Predators do not seem to have learned to hunt the pests, but they have been becoming much dangerous, approaching, hoping and even demanding food.

Moreys, sharks, trigger fish, etc have altered their behaviors.
 
I'm a big fan of diving at night and see no problem in predators doing what they do. We did have a talk with a buddy who brought a light that seemed as bright as an aircraft landing light. It turned night into day under water and defeated the whole idea of night time diving. He got the message.

On attempts to train predators to hunt lion fish: many DM's and others will spear a lion fish and feed it to a reef shark, moray or even a grouper. I have seen docile grouper trail us at Cayman Brac waiting to be fed lion fish on a stick. I have seen morays contort themselves to swallow lion fish with all the quills pointing in the right direction. Once in the Bahamas, DMs had been feeding the lion fish to reef sharks. A problem arose when one of the divers had a gopro on a selfy stick. One hungry near-sighted shark was convinced the go pro was edible. The shark hitting the go pro made for interesting footage, but it seemed to enrage the shark who began swimming erratically. The group hustled out of the water at that point.
 
I have seen too much aggressive behavior recently from normally shy predators, demanding game from divers, because they have come to see divers as a source for free meals.

I have even seen normally passive nurse sharks trying to take a driver's game bag, and I've seen this same behavior from large Morey eels, free swimming to get to divers.
 
If we included me, then no.
 
I posted this on Bonaire forum just because that's where i plan to go next, but it could have gone into any other forum. I've been thinking about whether we are doing a bad thing by night diving. Although diving at night is one of my favorite things in the world to do, I've read about how the flashlights wake up fish, causing them to swim around when they would normally be at rest. This can give an edge to the predator species that they wouldn't normally have. I wonder about the long term impact on a reef when it is visited by divers night after night. Does anyone else have thoughts about this?
Night diving is a favorite of mine, too. This forum is a good place to start this conversation because Bonaire is one of those places where shore diving is very common. When you're on a boat dive, you get a briefing from the DM as to how to behave and what you may encounter, but that doesn't happen with shore diving if it's not with a professional. We should all respect the reef creatures by not shining our lights directly on them either to wake them up from sleep or stun them to swim away. The sea horses in Bonaire are a perfect example.

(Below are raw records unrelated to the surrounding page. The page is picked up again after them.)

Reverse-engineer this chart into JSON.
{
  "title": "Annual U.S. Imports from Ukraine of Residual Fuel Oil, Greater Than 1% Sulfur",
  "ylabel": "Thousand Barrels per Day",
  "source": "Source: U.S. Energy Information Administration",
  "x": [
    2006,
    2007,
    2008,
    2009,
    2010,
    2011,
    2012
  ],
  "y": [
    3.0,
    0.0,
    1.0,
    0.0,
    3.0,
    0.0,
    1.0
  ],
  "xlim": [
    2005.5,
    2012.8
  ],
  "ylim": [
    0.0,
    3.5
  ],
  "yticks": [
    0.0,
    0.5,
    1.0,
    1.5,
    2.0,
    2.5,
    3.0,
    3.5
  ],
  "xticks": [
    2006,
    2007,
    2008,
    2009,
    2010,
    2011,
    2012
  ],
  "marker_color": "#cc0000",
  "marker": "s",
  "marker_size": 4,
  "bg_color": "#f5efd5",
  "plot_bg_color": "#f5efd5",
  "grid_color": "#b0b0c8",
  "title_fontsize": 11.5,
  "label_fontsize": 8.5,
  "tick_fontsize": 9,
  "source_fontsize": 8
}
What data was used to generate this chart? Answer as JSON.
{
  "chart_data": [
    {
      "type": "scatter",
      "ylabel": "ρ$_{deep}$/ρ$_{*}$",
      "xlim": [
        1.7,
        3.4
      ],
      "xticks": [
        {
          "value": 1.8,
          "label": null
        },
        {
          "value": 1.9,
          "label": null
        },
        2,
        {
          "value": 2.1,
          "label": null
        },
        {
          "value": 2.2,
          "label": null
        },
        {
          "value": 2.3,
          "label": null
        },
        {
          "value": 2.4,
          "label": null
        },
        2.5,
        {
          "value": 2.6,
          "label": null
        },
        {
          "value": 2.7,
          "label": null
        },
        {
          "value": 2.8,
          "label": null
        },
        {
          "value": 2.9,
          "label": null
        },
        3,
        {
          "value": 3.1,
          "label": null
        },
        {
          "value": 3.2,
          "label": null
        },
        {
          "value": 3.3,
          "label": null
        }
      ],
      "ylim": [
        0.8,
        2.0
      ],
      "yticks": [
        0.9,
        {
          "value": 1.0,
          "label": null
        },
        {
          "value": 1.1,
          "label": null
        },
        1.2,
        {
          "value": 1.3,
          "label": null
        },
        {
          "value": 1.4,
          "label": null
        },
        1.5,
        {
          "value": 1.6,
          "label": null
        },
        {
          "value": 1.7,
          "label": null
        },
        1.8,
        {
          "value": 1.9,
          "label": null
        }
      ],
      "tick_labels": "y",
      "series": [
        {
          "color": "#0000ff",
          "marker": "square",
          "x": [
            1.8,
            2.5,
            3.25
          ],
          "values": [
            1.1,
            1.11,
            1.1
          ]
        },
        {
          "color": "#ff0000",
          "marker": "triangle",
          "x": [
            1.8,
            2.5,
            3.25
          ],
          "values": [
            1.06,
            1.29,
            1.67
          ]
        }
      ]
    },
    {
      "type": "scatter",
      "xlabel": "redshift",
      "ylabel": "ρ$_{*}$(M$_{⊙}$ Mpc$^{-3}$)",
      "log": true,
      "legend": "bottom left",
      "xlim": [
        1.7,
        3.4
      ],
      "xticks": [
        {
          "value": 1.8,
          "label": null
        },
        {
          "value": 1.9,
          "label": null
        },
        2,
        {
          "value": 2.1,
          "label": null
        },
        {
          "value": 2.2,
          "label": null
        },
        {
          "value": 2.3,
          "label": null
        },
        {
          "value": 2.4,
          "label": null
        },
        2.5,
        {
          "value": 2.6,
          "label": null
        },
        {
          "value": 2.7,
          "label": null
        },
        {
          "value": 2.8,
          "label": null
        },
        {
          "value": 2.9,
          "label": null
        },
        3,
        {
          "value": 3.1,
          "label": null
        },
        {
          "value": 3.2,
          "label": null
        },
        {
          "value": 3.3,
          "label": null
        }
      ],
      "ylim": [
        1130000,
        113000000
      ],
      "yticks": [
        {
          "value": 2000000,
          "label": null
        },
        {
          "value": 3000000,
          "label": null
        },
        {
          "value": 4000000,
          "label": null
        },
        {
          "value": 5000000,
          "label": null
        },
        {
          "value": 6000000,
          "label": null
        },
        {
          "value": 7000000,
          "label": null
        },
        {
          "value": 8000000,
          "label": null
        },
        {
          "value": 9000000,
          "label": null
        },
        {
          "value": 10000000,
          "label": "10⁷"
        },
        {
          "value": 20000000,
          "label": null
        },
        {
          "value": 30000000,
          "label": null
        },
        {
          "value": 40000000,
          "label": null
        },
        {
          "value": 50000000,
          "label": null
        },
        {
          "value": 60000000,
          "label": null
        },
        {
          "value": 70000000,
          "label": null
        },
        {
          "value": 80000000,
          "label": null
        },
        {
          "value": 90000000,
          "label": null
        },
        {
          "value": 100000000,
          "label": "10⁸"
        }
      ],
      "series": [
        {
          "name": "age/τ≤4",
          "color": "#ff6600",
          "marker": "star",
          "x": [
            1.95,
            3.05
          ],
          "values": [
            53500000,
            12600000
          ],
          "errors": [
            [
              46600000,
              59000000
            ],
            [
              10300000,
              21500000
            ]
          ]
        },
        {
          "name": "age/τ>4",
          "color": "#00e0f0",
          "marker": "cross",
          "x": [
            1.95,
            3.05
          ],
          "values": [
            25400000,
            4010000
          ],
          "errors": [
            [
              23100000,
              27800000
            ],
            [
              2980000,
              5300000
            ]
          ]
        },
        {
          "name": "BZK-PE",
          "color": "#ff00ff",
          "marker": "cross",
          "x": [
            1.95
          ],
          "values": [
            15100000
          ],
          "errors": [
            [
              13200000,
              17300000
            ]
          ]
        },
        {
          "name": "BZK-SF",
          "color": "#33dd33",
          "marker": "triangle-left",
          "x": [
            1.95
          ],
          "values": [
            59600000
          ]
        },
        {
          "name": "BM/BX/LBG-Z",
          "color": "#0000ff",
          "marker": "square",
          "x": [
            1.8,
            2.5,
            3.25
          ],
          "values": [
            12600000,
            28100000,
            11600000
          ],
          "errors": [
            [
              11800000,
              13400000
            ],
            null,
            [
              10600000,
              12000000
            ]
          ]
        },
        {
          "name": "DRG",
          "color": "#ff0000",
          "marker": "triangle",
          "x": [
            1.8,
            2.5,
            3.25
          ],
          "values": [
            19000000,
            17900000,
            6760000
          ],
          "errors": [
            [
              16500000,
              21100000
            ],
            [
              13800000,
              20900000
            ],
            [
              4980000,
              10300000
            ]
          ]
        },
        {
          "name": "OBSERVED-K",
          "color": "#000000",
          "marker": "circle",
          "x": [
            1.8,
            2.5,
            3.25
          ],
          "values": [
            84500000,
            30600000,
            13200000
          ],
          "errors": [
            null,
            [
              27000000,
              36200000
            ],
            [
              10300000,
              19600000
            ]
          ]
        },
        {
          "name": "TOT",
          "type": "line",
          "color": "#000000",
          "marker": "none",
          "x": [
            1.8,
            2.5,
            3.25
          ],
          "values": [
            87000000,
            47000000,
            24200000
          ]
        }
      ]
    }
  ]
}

During the day and not using a light, they will not shy away. At night, they will deliberately turn their back to you if you shine your light on them, especially if it's a giant strobe bar. I've heard from the local professionals that they really dislike the photographers blinding those poor sea horses just to get that shot and they would like to see such massive lighting banned.

For me, personally, once I seeing a sleeping creature with my light, such as a turtle or a parrot fish in its cocoon, I do not disturb them. There's plenty of other active sea life that hunt and thrive at night.